President Mokgweetsi Masisi is likely to dip into foreign reserves to afford a decent salary hike for public servants aimed at appeasing them towards the upcoming general elections, documents from Ministry of Finance and Economic Development reveal.
A document titled the ‘Economic Background Paper To Inform Government’s Position On The Review Of Salaries And Conditions Of Service For Public Officers’ authored by the Ministry of Finance and Economic Development published on the 27th November 2018, reveals that for government to implement the PEMANDU report recommendations on a public sector salary hike, it’s either domestic or foreign debt is sought, or government withdraws from reserves kept at the Bank of Botswana. Government had engaged a Malaysian research firm, PEMANDU Associates to make an assessment of the public sector salaries and wages, which were found by the firm to have been over 45 percent lower than the market rate. Consequently, the research firm recommended a salary of up to 20 percent increase, would costgovernment at least P1.4 billion.
According to Matambo and his team, it is very important that any salary negotiations take into account that a budget deficit of P7.15 billion or -3.4 percent of the Gross Domestic Product (GDP) is projected for the next financial year of 2019/2020. Due to the projected deficit, the finance Ministry said this leaves a limited headroom of only 0.6 percent or P1.3 billion, before the country reaches its set threshold of 4 percent of GDP.
The ministry also said the threshold also takes into account the country’s fiscal rule of restricting total government expenditure to 30 percent of GDP, out of which the wage bill should be 10 percent of GDP.
“However it should be noted that these preliminary budget figures of 2019/2020 financial year to be presented to cabinet and Parliament do not include any provisions for the normal salary adjustments of public servants to compensate for annual inflation”.
PEMANDU Associates’ report was conducted for the Directorate on Public Service Management (DPSM), completed on December 20th 2018, titled ‘Remuneration System Project Report for Grades A to D. Recently, President Masisi said government will hike public sector salaries, but not as high as everyone would expect. In this case, the Economic Background Paper To Inform Government’s Position On The Review Of Salaries And Conditions Of Service For Public Officers’ authored by Minister Matambo and his team states that government will either implement the full recommendations which will cost P1.4 billion and hike the budget deficit to P8.6 billion (approximately -4 percent of the GDP). The second option is to implement half (50 percent) of the PEMANDU recommendations, which will be equivalent to P711.6 million hiking budget deficit for 2019/20 to P7.9 billion or -3.7 percent of the GDP.
According to Kwabena Antwi, market analyst at Kgori Capital, he does not expect drastic changes when looking at the 2019 Budget Strategy Paper (BSP).
“Rather we anticipate nuanced emphasis on areas of concern for Government. This is predominantly in terms of backlogged infrastructure projects such as roads and housing,” he said.

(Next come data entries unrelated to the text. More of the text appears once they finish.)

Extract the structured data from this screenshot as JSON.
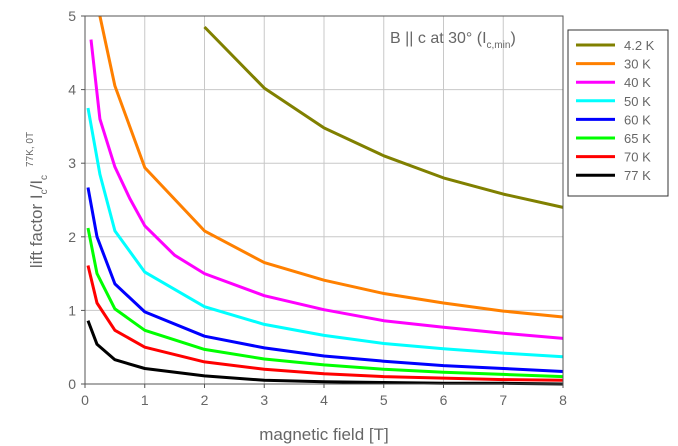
{
  "chart_data": {
    "type": "line",
    "annotation": {
      "main": "B || c at 30° (I",
      "sub": "c,min",
      "close": ")"
    },
    "xlabel": "magnetic field [T]",
    "ylabel": {
      "main": "lift factor I",
      "sub1": "c",
      "mid": "/I",
      "sub2": "c",
      "sup": "77K, 0T"
    },
    "xlim": [
      0,
      8
    ],
    "ylim": [
      0,
      5
    ],
    "xticks": [
      0,
      1,
      2,
      3,
      4,
      5,
      6,
      7,
      8
    ],
    "yticks": [
      0,
      1,
      2,
      3,
      4,
      5
    ],
    "grid": true,
    "legend_position": "top-right",
    "series": [
      {
        "name": "4.2 K",
        "color": "#808000",
        "x": [
          2,
          3,
          4,
          5,
          6,
          7,
          8
        ],
        "y": [
          4.85,
          4.02,
          3.48,
          3.1,
          2.8,
          2.58,
          2.4
        ]
      },
      {
        "name": "30 K",
        "color": "#ff8000",
        "x": [
          0.25,
          0.5,
          1,
          2,
          3,
          4,
          5,
          6,
          7,
          8
        ],
        "y": [
          5.0,
          4.05,
          2.94,
          2.08,
          1.65,
          1.41,
          1.23,
          1.1,
          0.99,
          0.91
        ]
      },
      {
        "name": "40 K",
        "color": "#ff00ff",
        "x": [
          0.1,
          0.25,
          0.5,
          0.75,
          1,
          1.5,
          2,
          3,
          4,
          5,
          6,
          7,
          8
        ],
        "y": [
          4.68,
          3.6,
          2.95,
          2.52,
          2.15,
          1.75,
          1.5,
          1.2,
          1.01,
          0.86,
          0.77,
          0.69,
          0.62
        ]
      },
      {
        "name": "50 K",
        "color": "#00ffff",
        "x": [
          0.05,
          0.25,
          0.5,
          1,
          2,
          3,
          4,
          5,
          6,
          7,
          8
        ],
        "y": [
          3.75,
          2.85,
          2.08,
          1.52,
          1.05,
          0.81,
          0.66,
          0.55,
          0.48,
          0.42,
          0.37
        ]
      },
      {
        "name": "60 K",
        "color": "#0000ff",
        "x": [
          0.05,
          0.2,
          0.5,
          1,
          2,
          3,
          4,
          5,
          6,
          7,
          8
        ],
        "y": [
          2.67,
          2.0,
          1.36,
          0.98,
          0.65,
          0.49,
          0.38,
          0.31,
          0.25,
          0.21,
          0.17
        ]
      },
      {
        "name": "65 K",
        "color": "#00ff00",
        "x": [
          0.05,
          0.2,
          0.5,
          1,
          2,
          3,
          4,
          5,
          6,
          7,
          8
        ],
        "y": [
          2.12,
          1.5,
          1.02,
          0.73,
          0.47,
          0.34,
          0.26,
          0.2,
          0.16,
          0.13,
          0.1
        ]
      },
      {
        "name": "70 K",
        "color": "#ff0000",
        "x": [
          0.05,
          0.2,
          0.5,
          1,
          2,
          3,
          4,
          5,
          6,
          7,
          8
        ],
        "y": [
          1.61,
          1.1,
          0.73,
          0.5,
          0.3,
          0.2,
          0.14,
          0.1,
          0.08,
          0.06,
          0.05
        ]
      },
      {
        "name": "77 K",
        "color": "#000000",
        "x": [
          0.05,
          0.2,
          0.5,
          1,
          2,
          3,
          4,
          5,
          6,
          7,
          8
        ],
        "y": [
          0.86,
          0.54,
          0.33,
          0.21,
          0.11,
          0.05,
          0.03,
          0.02,
          0.01,
          0.01,
          0.0
        ]
      }
    ]
  }
}
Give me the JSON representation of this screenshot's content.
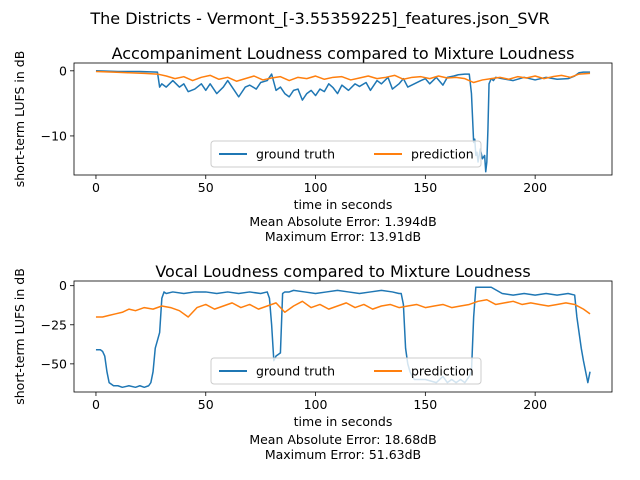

Antwi further added that the recurrent budget should grow by 3 percent-5 percent, due to increased expenditure on public service salaries and pensions. “The growth in this expenditure will be partly due to increases in the number of public servants and the actual increase in public servant wages, given recent discussions around President Masisi’s review of public servant salaries,” he said. The Kgori Capital expert said government will likely refrain from mentioning a particular figure for public servant wage increments on account of the ongoing negotiations taking place.
In terms of Ministerial allocation, the lion’s share of the recurrent budget will likely be allocated to Education and Health. Antwi said he does not expect a large increase in development expenditure despite 2019 being a National Election year. The main thrust of expenditure will likely be focused infrastructure projects such as roads, Government staff housing and schools, building on efforts which began to be rolled out in the previous budget period.
Kgori Capital expects a moderate increase in Government revenue. Mineral Revenue should increase slightly due to the stabilisation in diamond trading conditions in key export markets, according to Antwi. Customs & Excise revenue will likely remain flat given a stable outlook for trade within the region and the Rand. He further said Non-mineral income tax will modestly increase due to Government’s drive to increase tax collections and close tax loopholes. VAT, company tax and personal income tax rates will remain unchanged.